A new report released this week by the National Academies of Sciences, Engineering, and Medicine is weighing in on a contentious debate within the science world: the idea that scientific research is fundamentally flawed, rife with published findings that often can’t be reproduced or replicated by other scientists, otherwise known as the replication and reproducibility crisis.
Their report, the collaborative work of more than a dozen experts from universities and the private research world, doesn’t go so far as to call it a crisis. But it does call for wide-scale improvements in how scientists do their work, and it also takes scientists—and journalists—to task for sometimes overhyping the latest research findings.
For years now, some scientists have sounded a clarion call about the overall quality of published research. Common issues highlighted by these scientists have included fraudulent, poorly done, or overhyped studies, with embellished findings based on small sample sizes; statistical manipulation of a study’s results during or after the experiment is over to achieve a desired outcome; and studies with negative conclusions being suppressed by their authors or rejected by scientific journals, which can then skew the medical literature on a particular topic, such as a drug’s effectiveness.
The most glaring fallout from these issues has been that many of the most influential or flashy findings in science, particularly in psychology, fail to be reproduced (meaning that other researchers can’t get the same findings by crunching the same raw data obtained by the original study) or replicated (meaning that other researchers, when recreating the design of the original study, don’t get similar results).
In some surveys, a majority of scientists have agreed that science is facing a legitimate problem, and initiatives have sprouted up to start fact-checking widely accepted hallmark studies. But prominent researchers have accused these watchdogs of “methodical terrorism,” while aggrieved scientists whose work has been thrown into question have lashed back, accusing their critics of malicious motives. On the other end, researchers such as John Ioannidis (an early voice in this debate) have gone as far as to argue that most published findings are false.
It’s this battleground that the National Academies—one of the world’s leading and most trusted scientific organizations—is stepping into with its latest report. And it seems to strike a middle ground between the two fronts.
Even as it states that there are serious systemic gaps in how scientists conduct and relay their research, it doesn’t necessarily agree that there is a true “crisis” threatening science, even in the public’s eye.

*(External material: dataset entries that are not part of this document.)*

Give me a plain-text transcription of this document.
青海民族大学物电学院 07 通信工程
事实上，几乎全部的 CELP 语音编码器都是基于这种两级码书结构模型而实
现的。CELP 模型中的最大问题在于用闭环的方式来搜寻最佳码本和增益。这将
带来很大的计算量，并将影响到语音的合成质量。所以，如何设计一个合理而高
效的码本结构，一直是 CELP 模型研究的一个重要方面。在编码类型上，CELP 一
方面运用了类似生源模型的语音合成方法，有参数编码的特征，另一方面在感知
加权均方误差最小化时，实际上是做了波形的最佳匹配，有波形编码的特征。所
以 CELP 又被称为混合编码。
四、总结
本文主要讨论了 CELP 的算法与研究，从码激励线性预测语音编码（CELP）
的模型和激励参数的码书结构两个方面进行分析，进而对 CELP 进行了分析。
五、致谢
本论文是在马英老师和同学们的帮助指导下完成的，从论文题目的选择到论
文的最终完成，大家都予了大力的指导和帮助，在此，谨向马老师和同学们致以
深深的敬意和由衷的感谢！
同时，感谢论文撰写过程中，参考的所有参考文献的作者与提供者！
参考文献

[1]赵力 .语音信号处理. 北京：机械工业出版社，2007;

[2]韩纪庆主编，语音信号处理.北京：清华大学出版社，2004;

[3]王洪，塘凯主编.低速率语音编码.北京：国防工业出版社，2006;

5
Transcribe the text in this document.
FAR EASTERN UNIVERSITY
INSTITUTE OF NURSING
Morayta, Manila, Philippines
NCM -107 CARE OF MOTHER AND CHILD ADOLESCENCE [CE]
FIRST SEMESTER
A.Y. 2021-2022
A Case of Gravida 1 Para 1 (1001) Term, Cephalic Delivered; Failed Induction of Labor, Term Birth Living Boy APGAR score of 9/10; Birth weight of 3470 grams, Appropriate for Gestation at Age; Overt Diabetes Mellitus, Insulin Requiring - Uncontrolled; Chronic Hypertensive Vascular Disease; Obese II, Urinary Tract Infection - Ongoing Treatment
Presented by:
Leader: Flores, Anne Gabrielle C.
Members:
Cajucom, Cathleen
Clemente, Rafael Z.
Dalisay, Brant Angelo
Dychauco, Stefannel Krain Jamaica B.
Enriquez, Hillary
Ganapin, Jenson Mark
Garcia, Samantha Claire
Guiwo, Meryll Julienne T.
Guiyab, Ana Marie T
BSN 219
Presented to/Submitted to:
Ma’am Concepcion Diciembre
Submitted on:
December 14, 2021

“The advent of new scientific knowledge that displaces or reframes previous knowledge should not be interpreted as a weakness in science,” the report authors wrote. “Scientific knowledge is built on previous studies and tested theories, and the progression is often not linear. Science is engaged in a continuous process of refinement to uncover ever-closer approximations to the truth.”
At the same time, it offers a way forward for scientists, policy makers, and even the media, providing guidelines for better data transparency and rigor in original studies; criteria for when these studies might merit a reproduction or replication; and recommendations for how journalists should cover and report on these studies.
One glaring problem in science brought up by the report, for example, is that many studies don’t or can’t make available the full data needed for other researchers to reproduce their findings. Scientists are also misusing statistical tools like the p-value (a threshold, usually 0.05, used to convey if a finding is statistically significant). A study with a p-value less than 0.05 means the study’s findings would be implausible if the scientists’ expected predictions were wrong (i.e., the null hypothesis). In other words, p-value is supposed to help tell us whether or not a study’s results are a fluke. But it doesn’t directly prove whether a drug does what it’s meant to do, for instance, nor does it tell us if a treatment is meaningfully, clinically effective in the real world.
That said, the report also notes that the American public’s confidence in science hasn’t wavered at all in recent years, despite major news articles discussing the “crisis” in psychology and elsewhere. And it found that even scientists who have criticized the current state of things aren’t completely on-board with calling science broken.
“How extensive is the lack of reproducibility in research results in science and engineering in general? The easy answer is that we don’t know,” Brain Nosek, co-founder and director of the Center for Open Science, told the report committee during a panel last year. “I don’t like the term ‘crisis’ because it implies a lot of things that we don’t know are true.”
The committee, while calling for a streamlined approach to replication and reproducibility studies as well as the better storage and availability of datasets for these studies to happen, also concludes that scientists shouldn’t worry too much about replicating any one individual study.
“A predominant focus on the replicability of individual studies is an inefficient way to assure the reliability of scientific knowledge,” they wrote. “Rather, reviews of cumulative evidence on a subject, to assess both the overall effect size and generalizability, is often a more useful way to gain confidence in the state of scientific knowledge.”
Of course, it isn’t just research methods that could stand to improve. The report also singles out journalists, citing a survey showing that 73 percent of Americans agree that the “biggest problem with news about scientific research findings is the way news reporters cover it.”
The report recommended that journalists “should report on scientific results with as much context and nuance as the medium allows,” especially when the research is complicated, contrary to what most similar studies have found on the same topic, or when the researchers involved have possible conflicts of interest, such as prior or current industry funding.
That presumably includes telling readers when a study involves mice instead of people.